Samsung warned this morning that its second quarter results would fail to live up to expectations, with profits declining slightly to 6.9 trillion won ($6.13 billion), down from 7.1 trillion won in the same period last year. Though it is Samsung’s strongest performance in the past year, it also marks the seventh straight quarter of decline for Samsung’s operating income.

The irony is that this could have been the quarter Samsung finally slipped back into growth. Analysts are blaming the drop on Samsung’s underestimate of just how popular its new phone—the Samsung Galaxy 6 Edge, a sexy device with a screen that curves around the edges—would be, relative to its other phones.

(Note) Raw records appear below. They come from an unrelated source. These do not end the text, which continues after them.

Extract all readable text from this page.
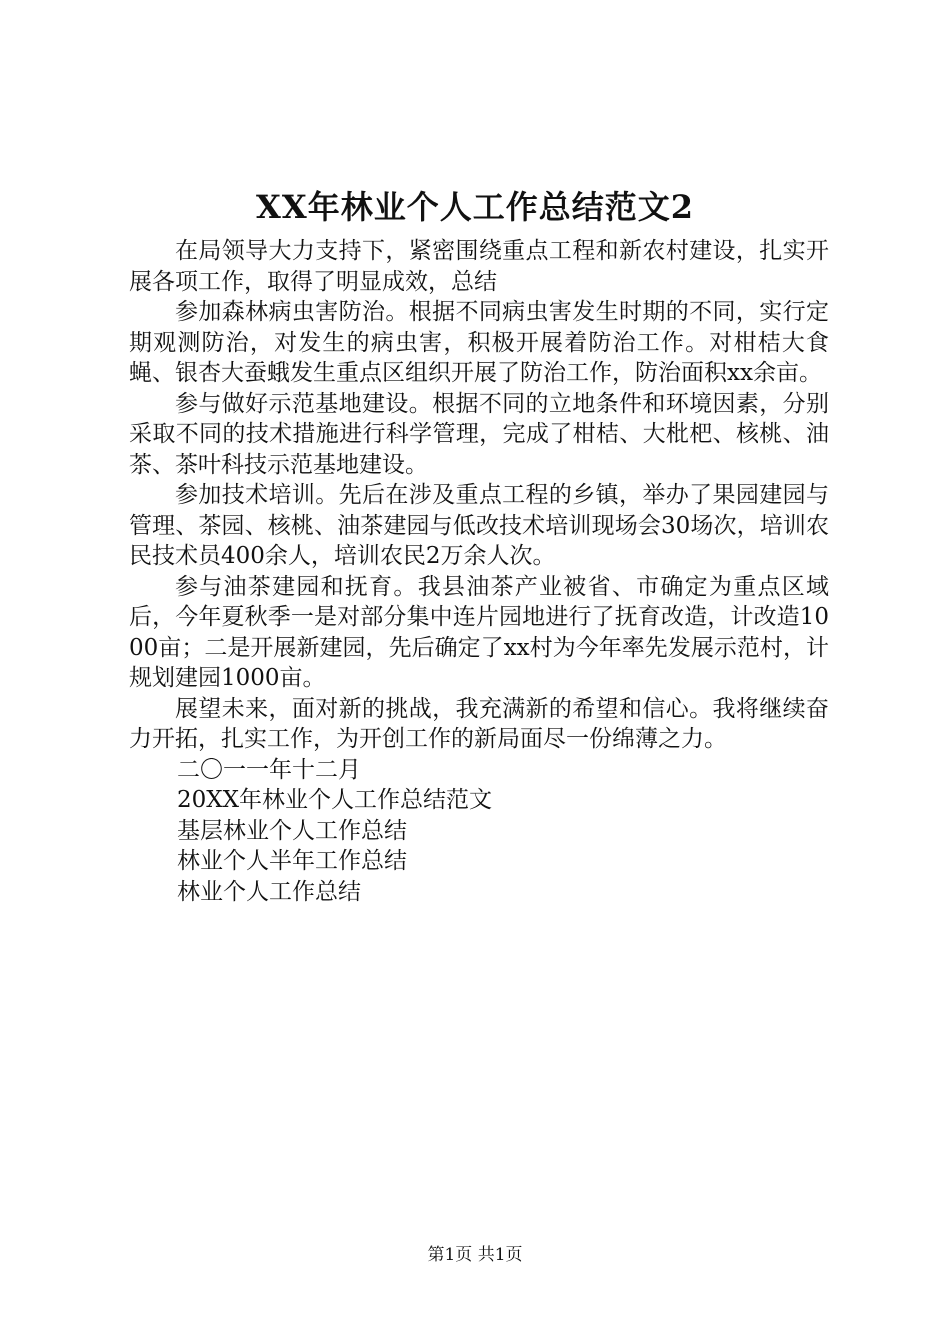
XX年林业个人工作总结范文2

在局领导大力支持下，紧密围绕重点工程和新农村建设，扎实开展各项工作，取得了明显成效，总结

参加森林病虫害防治。根据不同病虫害发生时期的不同，实行定期观测防治，对发生的病虫害，积极开展着防治工作。对柑桔大食蝇、银杏大蚕蛾发生重点区组织开展了防治工作，防治面积xx余亩。

参与做好示范基地建设。根据不同的立地条件和环境因素，分别采取不同的技术措施进行科学管理，完成了柑桔、大枇杷、核桃、油茶、茶叶科技示范基地建设。

参加技术培训。先后在涉及重点工程的乡镇，举办了果园建园与管理、茶园、核桃、油茶建园与低改技术培训现场会30场次，培训农民技术员400余人，培训农民2万余人次。

参与油茶建园和抚育。我县油茶产业被省、市确定为重点区域后，今年夏秋季一是对部分集中连片园地进行了抚育改造，计改造1000亩；二是开展新建园，先后确定了xx村为今年率先发展示范村，计规划建园1000亩。

展望未来，面对新的挑战，我充满新的希望和信心。我将继续奋力开拓，扎实工作，为开创工作的新局面尽一份绵薄之力。

二〇一一年十二月

20XX年林业个人工作总结范文

基层林业个人工作总结

林业个人半年工作总结

林业个人工作总结

第1页 共1页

The company did not release a breakdown of its sales by phone model, but market research firms have said the Edge is far outselling earlier versions. Samsung expected sales of the Edge to be just a quarter as strong as the garden variety Galaxy 6, reports the Wall Street Journal (paywall), citing “a person familiar with the matter.”

In the event, demand for the two devices was even. The complexity of the Edge’s design and production process meant the company couldn’t make the things fast enough. And it had far too many of the other one.

A handful of other factors also share some of the blame for Samsung’s performance: Demand in China is falling, with shipments dropping across the industry, according to Reuters. Apple’s new iPhone 6, with a larger screen, has also been a worthy competitor to Samsung’s high-end devices. And low-priced devices from the likes of Huawei and Xiaomi battered Samsung’s sales at the lower end.